Boles: “It is amazing stuff, and it’s quite hard to see an equivalent. I mean somebody who you and I both know reasonably well and have different views about…”
ConHome: “You’re referring to Boris?”
Boles: “Yes. There are some similarities. That sort of infectious ‘Oh come on it’s all going to be great’ energy and restlessness, and all of that. I think the difference is whereas I think Roosevelt has a world view, he’s quite organised intellectually, he’s got a world view from which he derives various policy positions, and he then acts to implement his policy positions. He’s pretty consistent.
“The power of big businesses needs to be controlled. Consumers need to be protected. The natural world needs to be protected. And America must stand up for its values and its interests around the world, and be assertive.
“And those are pretty much the four planks of Roosevelt. You can trace them back to the governorship of New York. I don’t think any of us would claim Boris has a similar world view.
“I see something in common between Ruth Davidson and Teddy Roosevelt. She manages to be patriotic without being crusty. You know there’s nothing she’d love more than jumping out of an aeroplane or getting on a tank or abseiling down some cliff in Wales while it’s sleeting.”
ConHome: “So do you regard her as a future leader?”
Boles: “Oh I bloody well hope so. When is another question, and which cycle. She’s very young. Is it this time, or after one’s had a period in opposition and some kind of a Labour government? Who knows? But no, I think she’d be terrific. And it’d be so much fun to watch.

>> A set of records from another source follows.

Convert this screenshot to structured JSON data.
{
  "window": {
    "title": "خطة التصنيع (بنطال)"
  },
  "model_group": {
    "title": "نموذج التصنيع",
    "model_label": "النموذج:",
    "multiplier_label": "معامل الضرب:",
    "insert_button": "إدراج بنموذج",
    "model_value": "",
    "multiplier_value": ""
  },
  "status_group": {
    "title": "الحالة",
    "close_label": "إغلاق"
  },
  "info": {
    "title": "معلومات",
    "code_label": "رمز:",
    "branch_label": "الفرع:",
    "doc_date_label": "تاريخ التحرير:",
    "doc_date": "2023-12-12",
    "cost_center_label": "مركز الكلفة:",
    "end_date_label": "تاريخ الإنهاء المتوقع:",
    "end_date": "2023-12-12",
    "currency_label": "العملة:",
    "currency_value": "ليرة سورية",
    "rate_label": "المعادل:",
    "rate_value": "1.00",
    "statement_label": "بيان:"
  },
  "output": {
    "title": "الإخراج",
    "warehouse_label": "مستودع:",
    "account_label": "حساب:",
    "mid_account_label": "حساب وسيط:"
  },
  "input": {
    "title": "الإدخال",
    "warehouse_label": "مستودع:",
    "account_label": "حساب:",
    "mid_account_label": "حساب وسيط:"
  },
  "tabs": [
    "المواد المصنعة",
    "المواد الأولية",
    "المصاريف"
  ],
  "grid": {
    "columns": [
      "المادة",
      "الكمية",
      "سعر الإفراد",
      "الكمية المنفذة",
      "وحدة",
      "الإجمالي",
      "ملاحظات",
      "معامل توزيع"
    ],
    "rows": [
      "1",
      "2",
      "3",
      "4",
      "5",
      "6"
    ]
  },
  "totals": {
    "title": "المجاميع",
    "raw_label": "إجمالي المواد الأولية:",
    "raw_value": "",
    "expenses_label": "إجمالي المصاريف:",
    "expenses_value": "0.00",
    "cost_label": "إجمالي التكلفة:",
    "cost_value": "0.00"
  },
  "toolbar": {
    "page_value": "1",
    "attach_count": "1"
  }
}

“And that’s what you felt with Roosevelt, that it was clearly fun to watch. And there were dust-ups. And another thing about her I like is that, it’s not that she crosses the road to bop someone on the nose, but she’s certainly not afraid of bopping them on the nose if they look like they’re asking for it.
“And I quite like that approach to leadership, you know, not the conciliate everyone approach, but be clear about when you disagree with people. I nominate Ruth as the Teddy Roosevelt heir in the UK context.
“But ideas come first, and it’s not enough to have individual policy ideas, however admirable. There’s got to be an overarching story.”
ConHome: “So Square Deal is part of this, and Onward is part of it too?”
Boles: “Definitely.”
ConHome: “You’re part of it?”
Boles: “Not part of it, but very friendly, and I’m a huge fan of Neil O’Brien’s, and I think my only hesitation is I don’t yet know his/their overarching story.”